Seit Kurzem gilt eine EU-Verordnung, die es erleichtern soll, Geldforderungen im EU-Ausland einzutreiben (Europäische Kontenpfändungsverordnung, EUKoPfVO Nr.655/14). Die Regelung, die am 18. Jänner in Kraft trat, erlaubt eine vorläufige, grenzüberschreitende Kontenpfändung. Damit soll verhindert werden, dass Vermögen auf ausländische Konten verschoben wird, um die Vollstreckung zu vereiteln.

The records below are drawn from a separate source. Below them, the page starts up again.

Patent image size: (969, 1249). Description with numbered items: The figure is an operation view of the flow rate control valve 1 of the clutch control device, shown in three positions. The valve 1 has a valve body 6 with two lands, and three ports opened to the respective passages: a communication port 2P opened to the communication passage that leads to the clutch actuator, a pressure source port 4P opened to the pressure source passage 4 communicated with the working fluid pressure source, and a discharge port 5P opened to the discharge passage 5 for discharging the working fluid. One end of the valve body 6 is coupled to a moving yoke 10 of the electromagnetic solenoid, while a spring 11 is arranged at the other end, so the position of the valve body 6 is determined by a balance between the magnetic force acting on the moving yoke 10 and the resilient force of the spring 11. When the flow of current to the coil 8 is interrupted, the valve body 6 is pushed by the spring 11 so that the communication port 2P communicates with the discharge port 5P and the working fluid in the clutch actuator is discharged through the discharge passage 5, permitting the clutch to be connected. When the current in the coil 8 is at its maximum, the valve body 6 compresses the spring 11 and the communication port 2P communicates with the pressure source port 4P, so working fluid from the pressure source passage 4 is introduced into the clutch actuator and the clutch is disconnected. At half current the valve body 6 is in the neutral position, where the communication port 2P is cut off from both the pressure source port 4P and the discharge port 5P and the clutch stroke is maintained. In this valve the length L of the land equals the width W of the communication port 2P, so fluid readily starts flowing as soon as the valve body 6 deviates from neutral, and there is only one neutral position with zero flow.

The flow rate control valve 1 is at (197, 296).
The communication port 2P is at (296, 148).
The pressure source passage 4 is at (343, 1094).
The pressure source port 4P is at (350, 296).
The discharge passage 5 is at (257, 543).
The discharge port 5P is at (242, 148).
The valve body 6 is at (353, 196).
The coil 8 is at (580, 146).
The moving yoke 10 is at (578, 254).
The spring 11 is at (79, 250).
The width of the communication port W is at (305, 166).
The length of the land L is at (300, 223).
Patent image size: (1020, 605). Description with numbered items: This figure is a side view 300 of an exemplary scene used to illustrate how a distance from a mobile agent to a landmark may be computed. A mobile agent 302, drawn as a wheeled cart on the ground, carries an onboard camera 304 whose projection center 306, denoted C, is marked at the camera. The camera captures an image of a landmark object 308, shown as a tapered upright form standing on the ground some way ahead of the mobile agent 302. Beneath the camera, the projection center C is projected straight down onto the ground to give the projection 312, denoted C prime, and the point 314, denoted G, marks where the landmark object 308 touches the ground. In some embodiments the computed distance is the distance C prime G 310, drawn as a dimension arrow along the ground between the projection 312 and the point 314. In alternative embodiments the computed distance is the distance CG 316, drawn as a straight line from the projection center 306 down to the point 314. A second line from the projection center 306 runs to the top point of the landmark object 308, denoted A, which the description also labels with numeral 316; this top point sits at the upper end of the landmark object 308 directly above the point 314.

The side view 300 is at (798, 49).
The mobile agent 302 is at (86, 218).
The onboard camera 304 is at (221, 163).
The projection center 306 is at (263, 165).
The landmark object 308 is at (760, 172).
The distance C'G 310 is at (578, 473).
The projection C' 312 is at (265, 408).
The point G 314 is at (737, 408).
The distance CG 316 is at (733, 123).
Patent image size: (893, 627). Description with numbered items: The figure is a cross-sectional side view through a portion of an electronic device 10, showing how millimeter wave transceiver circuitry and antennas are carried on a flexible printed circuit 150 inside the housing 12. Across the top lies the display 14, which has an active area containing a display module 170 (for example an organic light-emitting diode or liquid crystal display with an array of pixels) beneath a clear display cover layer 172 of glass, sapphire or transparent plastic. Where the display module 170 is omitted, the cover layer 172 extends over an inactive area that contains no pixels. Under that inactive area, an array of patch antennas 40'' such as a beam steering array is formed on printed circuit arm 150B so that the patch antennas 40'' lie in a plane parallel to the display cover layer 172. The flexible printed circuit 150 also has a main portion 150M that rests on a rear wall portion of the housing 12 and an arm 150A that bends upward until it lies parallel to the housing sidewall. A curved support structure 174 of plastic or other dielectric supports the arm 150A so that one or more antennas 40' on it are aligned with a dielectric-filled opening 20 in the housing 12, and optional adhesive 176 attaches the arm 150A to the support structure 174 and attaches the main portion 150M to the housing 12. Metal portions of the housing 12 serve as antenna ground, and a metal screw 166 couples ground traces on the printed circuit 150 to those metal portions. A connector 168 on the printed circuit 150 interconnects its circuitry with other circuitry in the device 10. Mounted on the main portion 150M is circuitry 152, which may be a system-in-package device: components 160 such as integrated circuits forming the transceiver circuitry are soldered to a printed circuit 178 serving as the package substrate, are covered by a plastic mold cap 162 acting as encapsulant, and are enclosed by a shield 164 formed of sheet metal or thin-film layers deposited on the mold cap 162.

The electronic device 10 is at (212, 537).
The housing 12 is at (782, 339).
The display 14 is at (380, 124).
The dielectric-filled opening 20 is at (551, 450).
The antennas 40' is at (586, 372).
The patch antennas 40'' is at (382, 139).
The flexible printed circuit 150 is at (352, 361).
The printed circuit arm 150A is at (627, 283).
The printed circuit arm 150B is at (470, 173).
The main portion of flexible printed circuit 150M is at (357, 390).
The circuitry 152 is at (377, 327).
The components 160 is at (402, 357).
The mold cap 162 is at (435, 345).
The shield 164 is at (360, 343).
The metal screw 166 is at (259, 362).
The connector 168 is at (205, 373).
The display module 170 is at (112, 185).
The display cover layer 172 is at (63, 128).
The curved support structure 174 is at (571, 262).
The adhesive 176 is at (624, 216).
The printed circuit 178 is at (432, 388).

Als Gläubiger kann man jetzt während, aber auch schon vor der Einleitung eines Gerichtsverfahrens einen Beschluss erwirken, dass ein bestimmter Betrag auf dem Konto des Schuldners in einem anderen Mitgliedsstaat gesperrt werden soll. Der Gläubiger muss dazu glaubhaft machen, dass er gegenüber dem Schuldner eine Forderung in der entsprechenden Höhe hat, und dass das Risiko besteht, eine Eintreibung könnte ohne die Pfändung unmöglich oder sehr erschwert werden.

Kein Recht auf Anhörung

Der Effekt ist der gleiche wie bei einer einstweiligen Verfügung (EV). Der Unterschied liege jedoch im einfacheren Verfahren, sagt Timon Pfleger, Jurist im Team für Prozessführung bei BKP. Denn die vorläufige Kontopfändung ist ohne Anerkennungsverfahren vollstreckbar, und wegen des Überraschungseffekts gibt es nicht einmal eine vorherige Anhörung des Schuldners. Unter bestimmten Voraussetzungen kann der Gläubiger sogar beantragen, dass die Bank und das Konto des Schuldners erst ermittelt werden. Die Information bekommt dann jedoch nicht er selbst, sondern nur das Gericht.

Aus Gläubigersicht bringt die Neuregelung zweifellos Erleichterungen – und einigen Ärger für potenzielle Schuldner. Denn auch wenn die Forderung strittig ist, kann es nun leichter zu einer vorläufigen Sperre des Betrages auf einem ausländischen Schuldnerkonto kommen. Mit Rechtsbehelfen dagegen wehren kann man sich erst im Nachhinein.

Vorgesehen ist lediglich, dass dem Schuldner ein pfändungsfreies Existenzminimum bleiben muss. Stellt sich die Pfändung als ungerechtfertigt heraus, kann außerdem ein Schadenersatzanspruch des Schuldners gegenüber dem Gläubiger entstehen. Um diesen Anspruch entsprechend abzusichern, kann das Gericht vom Gläubiger eine Sicherheitsleistung verlangen. In Fällen, in denen der Gläubiger noch keinen Rechtstitel (z. B. Gerichtsurteil) hat, sollte eine Sicherheitsleistung sogar der Regelfall sein, heißt es in den Erwägungsgründen zur Verordnung.

Für den Pfändungsbeschluss zuständig ist das Gericht, das auch über die Hauptforderung zu entscheiden hat. Wo der Schuldner wohnt oder seinen Firmensitz hat, ist nicht relevant, es genügt, dass er in der EU „klagen oder verklagt werden kann“. Der Schuldner könnte also etwa auch eine chinesische Firma sein, die in einem EU-Land eine Kontoverbindung hat.

In Kraft gesetzt wurde die Verordnung übrigens nicht in der gesamten Union: Austrittskandidat Großbritannien ist nicht dabei, aber auch Dänemark nicht.